Plasma is now one of the best-selling beers in Element’s taproom, and Kramer says the majority of people who order it aren’t gluten intolerant in any way. Kramer agrees that it’s more expensive to brew gluten-free — “we make a spring seasonal beer that requires 30 gallons of maple syrup, and that’s still cheaper than making Plasma” — but it sells well. Element later introduced their second gluten-free beer, called Tachyon, which comes in a smaller bottle and clocks in at 5 percent ABV, rather than Plasma’s 9 percent.
These beers don’t taste like fake versions of something else — they’re truly delicious in their own right, with well-balanced ingredients and a unique taste.
Plasma is available around the Valley in 750ml bottles, but the only reliable place to find it on draft is an allergy-free, dedicated tap line at Wildwood Barbecue in Hadley — a business that well understands the veggie burger problem.
Glenn and Jennifer Brunetti opened Wildwood in 2013. Glenn, who previously worked as a regional executive chef for the largest school food service company in the country, has a lot of experience dealing with allergy concerns and food standards. The Brunettis have carried this into the business model for Wildwood, where a sign hanging near the dining room counter reads: “No Meat? No Wheat? No Problem!”

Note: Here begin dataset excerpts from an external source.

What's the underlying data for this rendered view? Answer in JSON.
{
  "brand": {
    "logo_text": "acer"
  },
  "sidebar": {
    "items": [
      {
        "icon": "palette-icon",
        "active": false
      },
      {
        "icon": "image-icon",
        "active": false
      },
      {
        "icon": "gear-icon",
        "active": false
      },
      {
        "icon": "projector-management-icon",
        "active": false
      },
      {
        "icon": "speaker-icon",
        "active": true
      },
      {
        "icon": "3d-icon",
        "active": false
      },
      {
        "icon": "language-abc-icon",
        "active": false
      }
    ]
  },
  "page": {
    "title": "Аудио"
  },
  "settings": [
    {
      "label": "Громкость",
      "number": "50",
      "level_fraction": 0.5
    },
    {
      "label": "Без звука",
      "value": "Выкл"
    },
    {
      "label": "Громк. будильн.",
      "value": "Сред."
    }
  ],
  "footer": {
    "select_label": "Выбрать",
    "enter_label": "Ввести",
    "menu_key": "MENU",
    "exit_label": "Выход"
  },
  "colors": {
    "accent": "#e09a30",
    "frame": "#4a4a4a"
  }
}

Glenn Brunetti says that he didn’t want to alienate anyone. “Nobody eats meat seven days a week,” he says. Wildwood makes many in-house vegetarian and gluten-free dishes as well as meat dishes, including quinoa veggie burgers, mac and cheese, roasted root veggie burritos, and barbecue tempeh stir-fry.
“I’m really into making food that excites us in the kitchen, playing with colors and textures and different styles,” Brunetti says. “We cook a lot with smoke and strong spice flavors. That’s really what barbecue is. From there, it’s easy to substitute things.”
Brunetti adds that a lot of people come in specifically to order a glass of Plasma IPA alongside their barbecue. “We can’t take it away,” he says. “We’ve had Plasma on for six years, and it’s always sold really well. I get why they like it — it’s really a home run beer.”
By Brunetti’s estimate, a solid 15 to 20 percent of Wildwood’s customers are gluten-free eaters. “It started out as something that’s easy to do, since barbecue is inherently gluten-free,” he says. “But we’ve widened the way we think about it. Everyone who works here is trained on cross-contamination. It’s a significant part of who we are at this point.”
Consumers with dietary restrictions aren’t always making a lifestyle choice. For many, ingredients are a matter not just of flavor, but of health and safety. We can’t be sure how long it will take to move gluten-free beer into a new era of acceptance. But from what I’ve had on tap locally, I’d recommend we ditch the syrup, start from scratch, and go for taste.